Zimbabwe: Electricity-Related Accidents Kill 224

26 February 2018

At least 224 people were killed in electricity related accidents countrywide between 2009 and 2016, the Zimbabwe Energy Regulatory Authority said on Wednesday.

ZERA's engineer in charge of renewable energy Tobias Mudzingwa said that they were concerned with the continued loss of life due to electricity-related accidents.

The deaths were mainly caused by infrastructure collapse, unsafe practices by members of the public, unsafe operations by employees and theft and vandalism on electricity infrastructure.

Engineer Mudzingwa was speaking during a domestic consumer education and awareness programme in Beitbridge that was jointly organised by ZERA and the Consumer Council of Zimbabwe (CCZ) last week.

"Between 2009 and 2016, the electricity sector recorded a total of 472 accidents. Of these, 364 (77 percent) involved members of the public and 106 (23 percent) involved ZETDC employees," said Engineer Mudzingwa.

"A total of 224 members of the public and 15 ZETDC workers were killed during the period under review.

"The causes vary from infrastructure collapse (42 percent), unsafe practices by members of the public (38 percent), unsafe operations by employees (13 percent) and theft and vandalism on electricity infrastructure (7 percent)".

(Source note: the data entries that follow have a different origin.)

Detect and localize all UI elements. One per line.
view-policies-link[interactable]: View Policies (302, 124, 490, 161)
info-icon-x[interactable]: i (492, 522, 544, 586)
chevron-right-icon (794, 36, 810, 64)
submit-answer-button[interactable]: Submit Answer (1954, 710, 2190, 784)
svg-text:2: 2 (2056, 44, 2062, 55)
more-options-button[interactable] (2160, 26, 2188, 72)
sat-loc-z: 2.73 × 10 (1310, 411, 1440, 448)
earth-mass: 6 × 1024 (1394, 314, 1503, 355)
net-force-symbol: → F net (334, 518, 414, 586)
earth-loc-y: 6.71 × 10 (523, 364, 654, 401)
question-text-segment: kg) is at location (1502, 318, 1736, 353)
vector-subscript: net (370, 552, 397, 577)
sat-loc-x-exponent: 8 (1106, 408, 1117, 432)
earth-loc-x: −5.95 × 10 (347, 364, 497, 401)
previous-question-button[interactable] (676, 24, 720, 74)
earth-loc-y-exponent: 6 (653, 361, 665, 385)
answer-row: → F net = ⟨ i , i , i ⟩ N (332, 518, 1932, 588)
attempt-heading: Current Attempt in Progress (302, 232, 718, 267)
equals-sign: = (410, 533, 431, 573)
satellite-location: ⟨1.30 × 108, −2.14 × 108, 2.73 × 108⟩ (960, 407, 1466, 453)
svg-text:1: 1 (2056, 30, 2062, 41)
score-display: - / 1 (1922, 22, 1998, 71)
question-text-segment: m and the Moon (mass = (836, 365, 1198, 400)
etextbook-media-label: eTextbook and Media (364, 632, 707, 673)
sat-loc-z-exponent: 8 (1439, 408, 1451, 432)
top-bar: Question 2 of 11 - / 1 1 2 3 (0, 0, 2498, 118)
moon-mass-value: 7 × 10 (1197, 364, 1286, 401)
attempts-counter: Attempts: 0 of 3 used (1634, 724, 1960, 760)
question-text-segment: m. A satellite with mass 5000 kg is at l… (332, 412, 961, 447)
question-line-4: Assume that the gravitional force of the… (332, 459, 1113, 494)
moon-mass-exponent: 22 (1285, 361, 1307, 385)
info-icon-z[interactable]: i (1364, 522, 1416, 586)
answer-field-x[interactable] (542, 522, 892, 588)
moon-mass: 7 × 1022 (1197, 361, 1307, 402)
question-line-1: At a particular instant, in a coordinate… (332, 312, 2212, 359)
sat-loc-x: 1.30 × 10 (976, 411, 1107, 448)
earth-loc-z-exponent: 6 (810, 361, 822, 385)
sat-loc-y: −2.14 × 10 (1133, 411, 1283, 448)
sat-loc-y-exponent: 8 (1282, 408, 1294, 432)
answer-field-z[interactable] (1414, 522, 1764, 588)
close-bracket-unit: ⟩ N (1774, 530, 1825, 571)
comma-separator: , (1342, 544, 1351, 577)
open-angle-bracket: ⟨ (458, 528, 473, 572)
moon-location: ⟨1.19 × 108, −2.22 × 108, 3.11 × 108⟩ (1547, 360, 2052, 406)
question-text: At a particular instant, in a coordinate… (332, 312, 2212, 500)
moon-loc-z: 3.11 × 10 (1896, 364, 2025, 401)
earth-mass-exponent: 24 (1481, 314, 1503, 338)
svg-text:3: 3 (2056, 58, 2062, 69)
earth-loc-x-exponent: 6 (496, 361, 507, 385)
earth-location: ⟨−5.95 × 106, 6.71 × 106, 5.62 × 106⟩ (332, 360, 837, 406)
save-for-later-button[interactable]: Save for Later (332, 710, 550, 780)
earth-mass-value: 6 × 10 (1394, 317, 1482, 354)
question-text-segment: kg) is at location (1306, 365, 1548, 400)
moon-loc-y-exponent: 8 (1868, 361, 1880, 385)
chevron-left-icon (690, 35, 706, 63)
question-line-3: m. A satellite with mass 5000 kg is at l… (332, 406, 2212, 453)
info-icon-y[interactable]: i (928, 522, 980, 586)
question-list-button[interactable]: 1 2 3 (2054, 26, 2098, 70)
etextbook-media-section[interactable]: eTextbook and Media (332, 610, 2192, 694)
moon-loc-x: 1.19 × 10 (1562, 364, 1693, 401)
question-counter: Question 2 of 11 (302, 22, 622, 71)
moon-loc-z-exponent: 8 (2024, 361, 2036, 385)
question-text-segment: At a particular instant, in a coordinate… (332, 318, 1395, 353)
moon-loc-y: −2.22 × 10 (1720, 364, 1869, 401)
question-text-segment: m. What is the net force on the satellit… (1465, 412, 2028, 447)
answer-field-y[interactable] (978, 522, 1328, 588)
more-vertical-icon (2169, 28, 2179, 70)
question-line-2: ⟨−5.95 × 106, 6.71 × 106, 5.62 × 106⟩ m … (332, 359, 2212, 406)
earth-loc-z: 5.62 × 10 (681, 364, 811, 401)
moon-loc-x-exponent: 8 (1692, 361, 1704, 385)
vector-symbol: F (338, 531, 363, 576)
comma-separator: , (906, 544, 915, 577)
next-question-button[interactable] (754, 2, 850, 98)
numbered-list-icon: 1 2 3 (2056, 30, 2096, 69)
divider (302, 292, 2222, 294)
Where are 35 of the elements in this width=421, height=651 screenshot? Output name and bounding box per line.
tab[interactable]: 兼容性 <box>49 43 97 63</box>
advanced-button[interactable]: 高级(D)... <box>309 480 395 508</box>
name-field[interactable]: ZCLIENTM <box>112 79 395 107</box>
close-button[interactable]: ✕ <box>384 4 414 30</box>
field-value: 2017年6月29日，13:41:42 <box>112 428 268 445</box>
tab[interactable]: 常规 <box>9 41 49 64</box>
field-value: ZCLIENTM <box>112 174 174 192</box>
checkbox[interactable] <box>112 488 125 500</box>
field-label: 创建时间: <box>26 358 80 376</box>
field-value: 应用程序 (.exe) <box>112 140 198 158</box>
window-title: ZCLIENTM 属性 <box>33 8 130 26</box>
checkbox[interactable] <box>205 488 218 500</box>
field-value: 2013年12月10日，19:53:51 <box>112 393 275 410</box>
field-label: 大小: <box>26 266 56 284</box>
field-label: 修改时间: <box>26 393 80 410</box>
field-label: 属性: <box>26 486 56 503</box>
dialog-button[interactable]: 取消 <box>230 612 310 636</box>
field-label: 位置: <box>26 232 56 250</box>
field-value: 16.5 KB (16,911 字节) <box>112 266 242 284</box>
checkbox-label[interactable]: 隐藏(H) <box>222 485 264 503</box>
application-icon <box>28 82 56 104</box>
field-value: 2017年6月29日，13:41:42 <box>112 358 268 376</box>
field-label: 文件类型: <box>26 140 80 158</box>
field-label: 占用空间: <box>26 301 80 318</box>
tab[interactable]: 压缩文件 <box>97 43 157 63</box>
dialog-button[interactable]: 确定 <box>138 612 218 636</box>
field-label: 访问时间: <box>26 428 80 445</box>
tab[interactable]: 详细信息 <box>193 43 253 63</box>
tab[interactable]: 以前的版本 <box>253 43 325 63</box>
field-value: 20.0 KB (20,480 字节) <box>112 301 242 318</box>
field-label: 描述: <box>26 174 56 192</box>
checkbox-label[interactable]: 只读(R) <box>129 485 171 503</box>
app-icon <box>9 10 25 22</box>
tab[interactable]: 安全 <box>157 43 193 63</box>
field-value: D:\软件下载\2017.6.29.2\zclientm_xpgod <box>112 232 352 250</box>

He urged members of the public to always abide by the electricity safety use regulations to avoid unnecessary loss of life.

Engineer Mudzingwa said there was rampant use of unorthodox electricity networks, where in some instances people were using barbed wire to transmit electricity.

He advised people to migrate from the use of electricity to other forms of renewable energy like solar, bio-gas and liquid petroleum gas.

"The use of solar water geysers in homes for water heating - saves energy consumption by at least 40 percent. It is well-known that the majority of people in Zimbabwe (61 percent) still use wood fuel as their primary source of energy. Wood can still be used efficiently through improved wood stoves as opposed to the three-stone open fire method, " he said.

Engineer Mudzingwa also said the use of renewable energy in homes reduces the impact of global warming and climate change. He said it was sustainable and cheaper in the long run to use renewable sources of energy compared to fuels such as diesel.